Канкрин говаривал, что дипломаты должны быть по необходимости более или менее пустыми людьми, по привычке и по обязанности придавать часто важность пустякам. Никогда дипломатия, как в нынешних событиях, не оказывала во всей силе своей ничтожности. Да и как было ей успеть? Она хотела невозможного. Желание Европы и выгода ее, как она ее ныне понимает, – ссорить Турцию с Россией, ибо в ладах войны, в случае разрыва их, ставить ей в обязанность поддерживать мир между ними. Нельзя же достигать этих двух целей противоположных в одно время. Англия и Франция, а частью и Австрия, готовы допустить лады между Россией и Турцией, но с тем, чтобы эти лады не приносили никакой пользы России, а только им.

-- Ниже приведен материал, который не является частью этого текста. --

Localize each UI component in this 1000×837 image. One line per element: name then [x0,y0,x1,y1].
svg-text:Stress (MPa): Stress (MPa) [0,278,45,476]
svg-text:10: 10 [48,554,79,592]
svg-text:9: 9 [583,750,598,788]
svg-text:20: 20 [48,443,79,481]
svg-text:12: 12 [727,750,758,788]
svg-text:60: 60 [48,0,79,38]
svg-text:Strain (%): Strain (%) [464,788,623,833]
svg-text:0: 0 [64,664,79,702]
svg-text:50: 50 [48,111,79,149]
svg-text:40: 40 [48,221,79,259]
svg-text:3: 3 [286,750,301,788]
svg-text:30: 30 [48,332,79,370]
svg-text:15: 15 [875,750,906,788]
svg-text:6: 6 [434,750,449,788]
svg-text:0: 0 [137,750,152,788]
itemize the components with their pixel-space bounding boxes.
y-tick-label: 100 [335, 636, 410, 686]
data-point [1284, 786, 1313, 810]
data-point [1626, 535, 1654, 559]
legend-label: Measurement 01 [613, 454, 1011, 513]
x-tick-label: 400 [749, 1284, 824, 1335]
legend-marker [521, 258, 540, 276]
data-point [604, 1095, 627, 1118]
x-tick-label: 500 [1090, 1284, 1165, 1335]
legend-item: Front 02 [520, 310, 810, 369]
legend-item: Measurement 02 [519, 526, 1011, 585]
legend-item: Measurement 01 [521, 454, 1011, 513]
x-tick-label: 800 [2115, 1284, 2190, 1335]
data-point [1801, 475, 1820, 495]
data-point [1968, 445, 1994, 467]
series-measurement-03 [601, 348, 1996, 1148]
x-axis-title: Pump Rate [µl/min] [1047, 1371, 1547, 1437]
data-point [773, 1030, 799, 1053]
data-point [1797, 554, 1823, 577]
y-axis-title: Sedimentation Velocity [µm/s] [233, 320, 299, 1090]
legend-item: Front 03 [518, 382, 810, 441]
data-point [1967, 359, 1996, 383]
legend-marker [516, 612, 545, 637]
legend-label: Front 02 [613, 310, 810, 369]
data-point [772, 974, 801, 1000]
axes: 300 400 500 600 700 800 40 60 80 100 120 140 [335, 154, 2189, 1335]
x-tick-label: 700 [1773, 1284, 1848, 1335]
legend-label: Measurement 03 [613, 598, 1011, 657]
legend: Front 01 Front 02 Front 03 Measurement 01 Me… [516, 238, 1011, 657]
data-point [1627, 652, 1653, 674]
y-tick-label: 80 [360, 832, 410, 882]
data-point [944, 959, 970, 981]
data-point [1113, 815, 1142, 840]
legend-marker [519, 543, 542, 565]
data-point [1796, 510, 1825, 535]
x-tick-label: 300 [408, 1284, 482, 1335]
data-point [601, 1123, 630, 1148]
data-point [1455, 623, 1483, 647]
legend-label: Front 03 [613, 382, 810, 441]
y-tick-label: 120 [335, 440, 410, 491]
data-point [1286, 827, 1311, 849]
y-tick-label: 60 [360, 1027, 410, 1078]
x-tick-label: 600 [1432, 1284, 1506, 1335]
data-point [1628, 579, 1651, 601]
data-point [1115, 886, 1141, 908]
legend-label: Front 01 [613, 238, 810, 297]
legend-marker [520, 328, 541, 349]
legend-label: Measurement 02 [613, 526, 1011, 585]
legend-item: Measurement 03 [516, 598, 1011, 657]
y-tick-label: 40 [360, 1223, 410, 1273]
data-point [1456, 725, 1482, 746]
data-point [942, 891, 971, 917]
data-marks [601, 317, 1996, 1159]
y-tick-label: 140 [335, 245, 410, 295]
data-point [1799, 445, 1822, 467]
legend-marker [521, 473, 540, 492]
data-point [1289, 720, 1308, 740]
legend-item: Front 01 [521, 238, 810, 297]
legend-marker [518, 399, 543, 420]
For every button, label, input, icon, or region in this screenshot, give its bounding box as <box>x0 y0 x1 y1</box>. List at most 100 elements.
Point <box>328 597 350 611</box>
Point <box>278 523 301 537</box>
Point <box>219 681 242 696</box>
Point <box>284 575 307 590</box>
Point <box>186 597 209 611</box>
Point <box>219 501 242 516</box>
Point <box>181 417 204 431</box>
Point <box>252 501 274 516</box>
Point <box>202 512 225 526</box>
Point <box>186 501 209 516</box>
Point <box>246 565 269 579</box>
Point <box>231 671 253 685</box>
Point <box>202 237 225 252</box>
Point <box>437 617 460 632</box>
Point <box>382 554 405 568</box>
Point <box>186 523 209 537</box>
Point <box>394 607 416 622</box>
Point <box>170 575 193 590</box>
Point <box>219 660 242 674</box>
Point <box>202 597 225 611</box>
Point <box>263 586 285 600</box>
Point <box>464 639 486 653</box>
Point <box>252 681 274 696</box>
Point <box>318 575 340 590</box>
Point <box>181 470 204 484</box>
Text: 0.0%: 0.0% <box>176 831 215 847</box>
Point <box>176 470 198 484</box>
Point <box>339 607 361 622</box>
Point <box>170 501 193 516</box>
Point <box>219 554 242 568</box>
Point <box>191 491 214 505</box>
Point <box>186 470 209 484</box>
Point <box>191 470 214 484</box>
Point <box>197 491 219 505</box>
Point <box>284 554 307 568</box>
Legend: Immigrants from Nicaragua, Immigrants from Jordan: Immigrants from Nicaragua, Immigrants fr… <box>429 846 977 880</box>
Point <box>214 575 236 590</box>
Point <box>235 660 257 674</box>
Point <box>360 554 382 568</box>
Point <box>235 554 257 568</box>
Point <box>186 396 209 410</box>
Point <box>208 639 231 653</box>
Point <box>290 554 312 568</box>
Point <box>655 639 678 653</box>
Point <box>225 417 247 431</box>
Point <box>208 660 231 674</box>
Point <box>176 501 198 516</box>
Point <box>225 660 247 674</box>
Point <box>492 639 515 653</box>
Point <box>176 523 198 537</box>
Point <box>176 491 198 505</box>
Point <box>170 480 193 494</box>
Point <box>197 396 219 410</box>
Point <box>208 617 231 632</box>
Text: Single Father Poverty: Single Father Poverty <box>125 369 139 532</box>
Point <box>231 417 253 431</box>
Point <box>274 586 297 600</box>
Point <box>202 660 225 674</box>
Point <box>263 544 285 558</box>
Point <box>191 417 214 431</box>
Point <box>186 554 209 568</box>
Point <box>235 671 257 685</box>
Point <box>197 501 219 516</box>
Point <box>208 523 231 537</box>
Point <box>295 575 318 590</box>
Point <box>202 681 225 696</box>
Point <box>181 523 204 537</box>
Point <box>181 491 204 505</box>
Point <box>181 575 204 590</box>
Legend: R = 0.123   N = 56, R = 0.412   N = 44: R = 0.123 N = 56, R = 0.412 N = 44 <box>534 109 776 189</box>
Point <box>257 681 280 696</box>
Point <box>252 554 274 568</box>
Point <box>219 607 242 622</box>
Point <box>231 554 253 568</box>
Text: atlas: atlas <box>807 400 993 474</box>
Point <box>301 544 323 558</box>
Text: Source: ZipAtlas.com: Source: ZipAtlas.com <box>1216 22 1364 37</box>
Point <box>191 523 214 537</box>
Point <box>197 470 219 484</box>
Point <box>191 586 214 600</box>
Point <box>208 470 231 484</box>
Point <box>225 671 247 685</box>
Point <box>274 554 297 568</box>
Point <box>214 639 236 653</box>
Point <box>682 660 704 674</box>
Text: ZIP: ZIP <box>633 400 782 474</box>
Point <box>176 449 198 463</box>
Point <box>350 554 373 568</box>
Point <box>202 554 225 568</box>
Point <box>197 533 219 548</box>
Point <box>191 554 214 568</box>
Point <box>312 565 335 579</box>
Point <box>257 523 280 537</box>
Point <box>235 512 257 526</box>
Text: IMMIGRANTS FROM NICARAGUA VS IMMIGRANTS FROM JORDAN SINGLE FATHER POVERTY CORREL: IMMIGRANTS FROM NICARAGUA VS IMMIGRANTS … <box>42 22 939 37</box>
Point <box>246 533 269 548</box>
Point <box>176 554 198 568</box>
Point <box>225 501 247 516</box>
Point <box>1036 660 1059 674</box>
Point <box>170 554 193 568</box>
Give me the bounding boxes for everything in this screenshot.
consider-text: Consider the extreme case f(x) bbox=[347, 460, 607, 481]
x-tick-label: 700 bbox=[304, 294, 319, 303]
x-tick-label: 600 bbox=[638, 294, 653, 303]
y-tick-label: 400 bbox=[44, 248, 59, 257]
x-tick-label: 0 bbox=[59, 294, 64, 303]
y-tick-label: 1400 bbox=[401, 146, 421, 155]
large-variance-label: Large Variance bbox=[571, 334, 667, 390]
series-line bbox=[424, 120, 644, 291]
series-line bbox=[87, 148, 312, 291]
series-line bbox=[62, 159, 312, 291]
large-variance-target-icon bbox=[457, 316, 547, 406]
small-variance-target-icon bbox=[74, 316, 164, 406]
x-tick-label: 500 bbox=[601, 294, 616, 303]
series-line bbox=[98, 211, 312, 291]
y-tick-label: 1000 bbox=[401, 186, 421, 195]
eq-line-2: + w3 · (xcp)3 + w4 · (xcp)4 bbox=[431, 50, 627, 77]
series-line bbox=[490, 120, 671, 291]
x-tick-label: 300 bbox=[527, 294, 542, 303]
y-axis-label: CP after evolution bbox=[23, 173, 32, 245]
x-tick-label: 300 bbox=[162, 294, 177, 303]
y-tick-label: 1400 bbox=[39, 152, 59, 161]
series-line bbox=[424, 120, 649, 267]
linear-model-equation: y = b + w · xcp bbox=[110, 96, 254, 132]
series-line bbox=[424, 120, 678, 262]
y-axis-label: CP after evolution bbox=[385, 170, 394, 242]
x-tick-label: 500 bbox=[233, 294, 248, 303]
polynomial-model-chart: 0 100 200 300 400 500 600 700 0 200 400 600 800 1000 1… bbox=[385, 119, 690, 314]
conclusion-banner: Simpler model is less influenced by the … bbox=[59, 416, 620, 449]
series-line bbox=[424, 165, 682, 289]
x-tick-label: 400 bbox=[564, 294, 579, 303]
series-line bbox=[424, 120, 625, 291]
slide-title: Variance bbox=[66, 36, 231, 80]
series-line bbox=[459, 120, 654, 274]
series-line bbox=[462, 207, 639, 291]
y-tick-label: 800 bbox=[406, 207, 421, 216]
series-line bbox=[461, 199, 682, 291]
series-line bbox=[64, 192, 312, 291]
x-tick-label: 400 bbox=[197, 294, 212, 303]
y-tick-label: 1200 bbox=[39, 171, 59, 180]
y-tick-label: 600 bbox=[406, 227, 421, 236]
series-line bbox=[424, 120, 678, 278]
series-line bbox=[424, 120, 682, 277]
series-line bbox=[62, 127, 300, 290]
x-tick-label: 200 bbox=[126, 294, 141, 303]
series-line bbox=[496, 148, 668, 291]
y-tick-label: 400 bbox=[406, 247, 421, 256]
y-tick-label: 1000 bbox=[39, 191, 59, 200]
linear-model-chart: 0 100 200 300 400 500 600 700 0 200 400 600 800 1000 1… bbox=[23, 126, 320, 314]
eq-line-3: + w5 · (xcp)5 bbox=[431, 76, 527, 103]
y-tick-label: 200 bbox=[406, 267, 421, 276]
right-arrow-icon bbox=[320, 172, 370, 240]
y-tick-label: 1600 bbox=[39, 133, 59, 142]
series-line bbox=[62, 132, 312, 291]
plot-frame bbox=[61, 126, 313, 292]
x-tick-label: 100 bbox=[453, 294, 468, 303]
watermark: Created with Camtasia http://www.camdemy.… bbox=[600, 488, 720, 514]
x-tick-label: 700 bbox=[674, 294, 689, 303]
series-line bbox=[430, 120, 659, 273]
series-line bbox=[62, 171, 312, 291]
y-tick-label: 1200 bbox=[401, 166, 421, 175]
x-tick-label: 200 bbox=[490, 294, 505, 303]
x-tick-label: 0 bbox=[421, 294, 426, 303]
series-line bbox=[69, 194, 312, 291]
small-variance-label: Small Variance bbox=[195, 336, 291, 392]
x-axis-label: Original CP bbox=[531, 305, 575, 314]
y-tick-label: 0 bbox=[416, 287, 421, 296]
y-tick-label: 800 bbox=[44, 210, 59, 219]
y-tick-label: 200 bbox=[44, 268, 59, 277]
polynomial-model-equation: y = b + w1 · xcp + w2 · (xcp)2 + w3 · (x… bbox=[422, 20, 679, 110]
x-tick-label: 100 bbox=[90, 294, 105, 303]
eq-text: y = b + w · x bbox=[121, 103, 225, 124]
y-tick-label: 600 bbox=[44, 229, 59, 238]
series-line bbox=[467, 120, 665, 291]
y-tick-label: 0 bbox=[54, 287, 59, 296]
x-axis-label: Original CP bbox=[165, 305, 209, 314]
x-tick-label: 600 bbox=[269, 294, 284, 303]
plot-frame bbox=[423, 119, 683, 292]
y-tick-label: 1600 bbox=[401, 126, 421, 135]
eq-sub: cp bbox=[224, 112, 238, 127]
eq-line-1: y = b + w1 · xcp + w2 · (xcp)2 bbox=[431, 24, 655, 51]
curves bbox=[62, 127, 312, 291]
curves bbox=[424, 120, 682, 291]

Вот тут и весь восточный вопрос.

Напрасно некоторые угрюмые и желчные умы утверждают, что успех в свете есть достояние глупцов и злых. Нет, глупцы и злые не всегда торжествуют. Баловень успехов в свете есть человек дрянь. Это особенный тип: он и не умен и не глуп, не добр и не зол: все не то, а он просто и выше всего дрянь. Между прочими качествами, которые утверждают за ним успех, удачу, есть то, что каждому с ним ловко. Природа его сгибается на все стороны, он подается на все руки. Глупец может, наконец, надоесть или втянуть в беду товарища, или хозяина своего. Злой человек всегда отвратителен и может при удобном случае обмануть вас и против вас обратиться. Человек-дрянь не пугает ни злостью, ни глупостью. Чтобы ясно и вполне выразить мне мысль мою, нужно было бы собственное имя. Оно у меня на языке и под пером, но избегаю личности. Пускай каждый даст себе труд отыскать объяснение в списке своих приятелей.


19-е. Когда встречаю людей, которые, затвердив старые политические аксиомы, надеются в нынешних неблагоприятных обстоятельствах на вековечную вражду Англии и Франции, вижу в них человека, который ожидал бы спасения своего от того, что с двух сторон две шайки разбойников напали на него. Такой конфликт очень хорош в басне Лафонтена, но в действительности это плохая подмога. Только и выгода ему в том, что ограбят и поколотят его посильнее. Единомыслие в добром деле – явление редкое. Но чтобы напасть на третьего, каждый готов действовать с противником руку в руку и душа в душу.